Similarly (this is where I was heading, in my circular style), how do we truthfully talk about democracy without ever mentioning oligarchy? That's what our democracy has degenerated into, not the mob rule the Framers feared. There is hardly any political or public development which you couldn't understand better by asking "What do the billionaires want?" as part of your calculations. If you try to figure out why John Boehner would be so frightened of some putz who got elected yesterday (the same type whom Tip O'Neill would have used his huge thumbs to fold into an origami hat, which he then would have worn on his huge head) its not the fear that this putz's best college buddy will show up out of nowhere and run against him in a primary. Its the fear that the buddy will do so backed by Koch Brothers dollars. Yet the bulk of reporting on the shutdown, or any other issue, never mentions the billionaires in the background. Its a scenario like Neil Gaiman's American Gods in which most people don't know the gods exist, and those who do never talk about them to outsiders. Come to think of it, Harry Potter, wizards, muggles: same trope.
To be clear, I don't think American billionaires are one scary unified bloc, like the groups people are talking about when they mutter about "Freemasons" or the "Trilateral Commission". George Soros, Bill Gates, Warren Buffett are individuals; Soros is a man of the left, and the other two have at least some liberal leanings. When you read the history of the French Ancien Regime, it is easy to think the nobility is a bloc, but come the revolution, people peel away to join the other side like LaFayette and Mirabeau.

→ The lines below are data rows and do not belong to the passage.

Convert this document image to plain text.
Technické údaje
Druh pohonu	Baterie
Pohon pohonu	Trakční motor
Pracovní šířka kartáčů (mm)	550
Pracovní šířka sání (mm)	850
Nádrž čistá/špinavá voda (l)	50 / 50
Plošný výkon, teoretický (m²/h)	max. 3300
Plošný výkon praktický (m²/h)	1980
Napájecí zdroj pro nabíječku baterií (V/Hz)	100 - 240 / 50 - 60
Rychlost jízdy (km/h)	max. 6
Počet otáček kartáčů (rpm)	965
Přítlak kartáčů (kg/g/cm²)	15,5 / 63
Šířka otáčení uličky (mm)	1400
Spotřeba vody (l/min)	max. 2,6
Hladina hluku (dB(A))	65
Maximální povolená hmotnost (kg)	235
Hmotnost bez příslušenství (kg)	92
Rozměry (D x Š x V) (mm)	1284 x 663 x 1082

However, John Boehner doesn't want to piss off even one billionaire. What endangers democracy is that a single very rich person is increasingly able to buy outcomes. The fact that Justices Scalia and Thomas openly travel to Koch Brothers events, at which every panel discussion involves destroying liberalism and consolidating conservative (extreme conservative) control over the U.S., is a scary sign of the times.
In a perfect world, the liberal billionaires would neutralize the conservative ones. In our world, it doesn't work that way. George Soros doesn't seem to think its his job to spend millions of dollars every time he sees the Kochs do so. Anyway, if he did, this still wouldn't be a functional democracy, but more like a feudal province, in which we hope that Lord Schmord shows up to stop Lord Blord from burning the crops.